Mme A..., épouse B... a été admise au bénéfice de l'aide juridictionnelle totale par une décision en date du 7 avril 2020.
Vu les autres pièces du dossier.
Vu :
- le règlement (UE) n° 604/2013 du Parlement européen et du Conseil du 26 juin 2013 ;
- le règlement (UE) n° 603/2013 du Parlement européen et du Conseil du 26 juin 2013 ;
- le code de l'entrée et du séjour des étrangers et du droit d'asile ;
- la loi n° 91-647 du 10 juillet 1991 ;
- le code de justice administrative.
Les parties ont été régulièrement averties du jour de l'audience.

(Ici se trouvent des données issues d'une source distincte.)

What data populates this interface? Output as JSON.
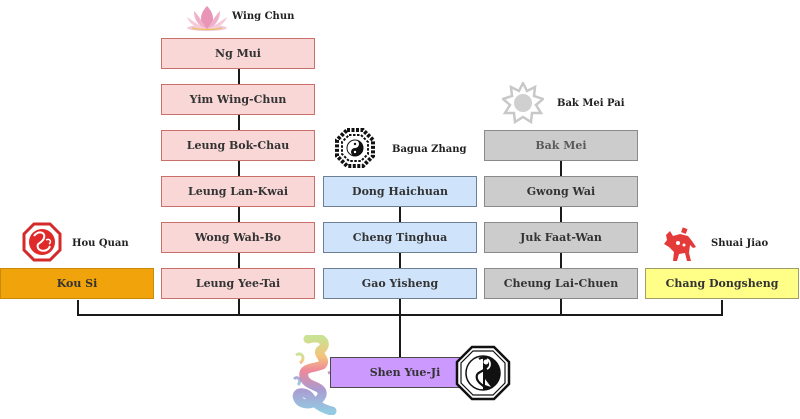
{
  "diagram": {
    "type": "lineage-tree",
    "root": {
      "name": "Shen Yue-Ji",
      "color": "#cc99ff"
    },
    "branches": [
      {
        "school": "Hou Quan",
        "icon": "monkey-seal-icon",
        "color": "#f0a30a",
        "members": [
          "Kou Si"
        ]
      },
      {
        "school": "Wing Chun",
        "icon": "lotus-icon",
        "color": "#f8d7d6",
        "members": [
          "Ng Mui",
          "Yim Wing-Chun",
          "Leung Bok-Chau",
          "Leung Lan-Kwai",
          "Wong Wah-Bo",
          "Leung Yee-Tai"
        ]
      },
      {
        "school": "Bagua Zhang",
        "icon": "bagua-yin-yang-icon",
        "color": "#cfe4fb",
        "members": [
          "Dong Haichuan",
          "Cheng Tinghua",
          "Gao Yisheng"
        ]
      },
      {
        "school": "Bak Mei Pai",
        "icon": "white-eyebrow-sun-icon",
        "color": "#cccccc",
        "members": [
          "Bak Mei",
          "Gwong Wai",
          "Juk Faat-Wan",
          "Cheung Lai-Chuen"
        ]
      },
      {
        "school": "Shuai Jiao",
        "icon": "ox-papercut-icon",
        "color": "#ffff88",
        "members": [
          "Chang Dongsheng"
        ]
      }
    ]
  }
}
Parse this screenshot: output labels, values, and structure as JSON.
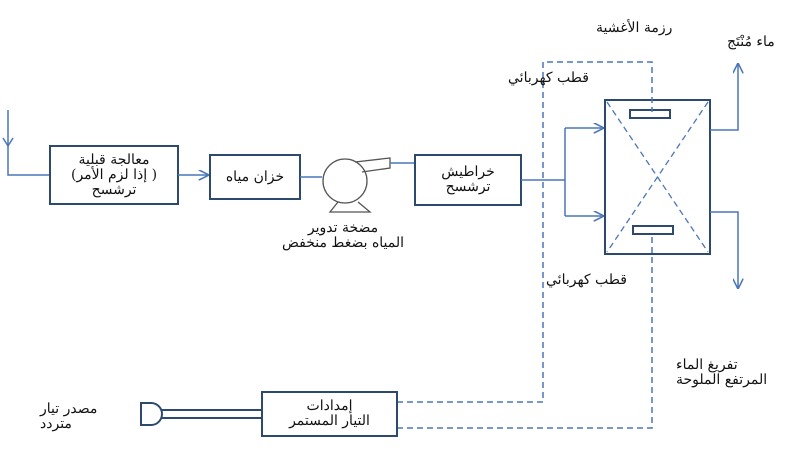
{
  "boxes": {
    "pretreatment": [
      "معالجة قبلية",
      "( إذا لزم الأمر)",
      "ترشسح"
    ],
    "water_tank": "خزان مياه",
    "filter_cartridges": [
      "خراطيش",
      "ترشسح"
    ],
    "dc_supply": [
      "إمدادات",
      "التيار المستمر"
    ]
  },
  "labels": {
    "pump": [
      "مضخة تدوير",
      "المياه بضغط منخفض"
    ],
    "membrane_stack": "رزمة الأغشية",
    "product_water": "ماء مُنْتَج",
    "electrode_top": "قطب كهربائي",
    "electrode_bottom": "قطب كهربائي",
    "brine_discharge": [
      "تفريغ الماء",
      "المرتفع الملوحة"
    ],
    "ac_source": [
      "مصدر تيار",
      "متردد"
    ]
  },
  "colors": {
    "box_border": "#2d4a6e",
    "flow_line": "#4a76b8",
    "dashed_line": "#4a76b8",
    "text": "#111111"
  }
}
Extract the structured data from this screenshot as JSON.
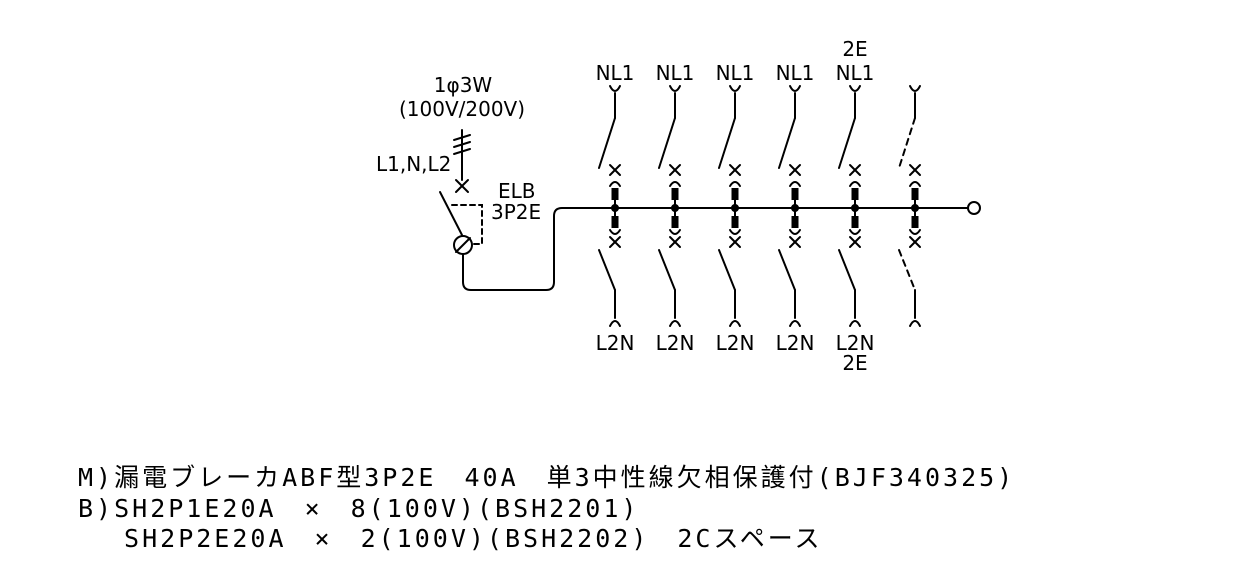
{
  "supply": {
    "phase": "1φ3W",
    "voltage": "(100V/200V)",
    "lines": "L1,N,L2"
  },
  "main_breaker": {
    "type": "ELB",
    "poles": "3P2E"
  },
  "branches_top": [
    "NL1",
    "NL1",
    "NL1",
    "NL1",
    "NL1",
    ""
  ],
  "branches_top_extra": [
    "",
    "",
    "",
    "",
    "2E",
    ""
  ],
  "branches_bottom": [
    "L2N",
    "L2N",
    "L2N",
    "L2N",
    "L2N",
    ""
  ],
  "branches_bottom_extra": [
    "",
    "",
    "",
    "",
    "2E",
    ""
  ],
  "notes": [
    "M)漏電ブレーカABF型3P2E　40A　単3中性線欠相保護付(BJF340325)",
    "B)SH2P1E20A　×　8(100V)(BSH2201)",
    "　 SH2P2E20A　×　2(100V)(BSH2202)　2Cスペース"
  ]
}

Le président de la formation de jugement a dispensé le rapporteur public, sur sa proposition, de prononcer des conclusions à l'audience.
Le rapport de M. Favret, premier conseiller, a été entendu au cours de l'audience publique.
Considérant ce qui suit :
1. Mme D... A..., épouse B..., ressortissante kosovare, est entrée sur le territoire français le 19 septembre 2019, selon ses déclarations. La comparaison du relevé décadactylaire de ses empreintes avec le fichier VIS ayant révélé qu'elle était titulaire d'un visa délivré par les autorités suédoises et valable jusqu'au 30 septembre 2019, le préfet du Bas-Rhin a saisi les autorités suédoises, le 25 octobre 2019, d'une demande de prise en charge de l'intéressée, en application des dispositions combinées des articles 12 et 21 du règlement UE n° 604/2013 du Parlement Européen et du Conseil du 26 juin 2013. Les autorités suédoises ont fait connaître leur accord à cette prise en charge le 30 octobre suivant. Par deux arrêtés en date du 8 novembre 2019 le préfet du Bas-Rhin a alors ordonné le transfert de l'intéressée aux autorités suédoises et prononcé son assignation à résidence. Mme A..., épouse B..., déclarée en fuite le 18 mars 2020, fait appel du jugement du 20 novembre 2019 par lequel le tribunal administratif de Strasbourg a rejeté sa demande d'annulation de ces deux arrêtés.
Sur la décision de transfert :
2. En premier lieu, aux termes de l'article 5 du règlement (UE) n° 604/2013 du 26 juin 2013 : " 1. Afin de faciliter le processus de détermination de l'État membre responsable, l'État membre procédant à cette détermination mène un entretien individuel avec le demandeur. Cet entretien permet également de veiller à ce que le demandeur comprenne correctement les informations qui lui sont fournies conformément à l'article 4 (...) 5. L'entretien individuel a lieu dans des conditions garantissant dûment la confidentialité. Il est mené par une personne qualifiée en vertu du droit national. / 6. L'État membre qui mène l'entretien individuel rédige un résumé qui contient au moins les principales informations fournies par le demandeur lors de l'entretien. Ce résumé peut prendre la forme d'un rapport ou d'un formulaire type. L'État membre veille à ce que le demandeur et/ou le conseil juridique ou un autre conseiller qui représente le demandeur ait accès en temps utile au résumé. ".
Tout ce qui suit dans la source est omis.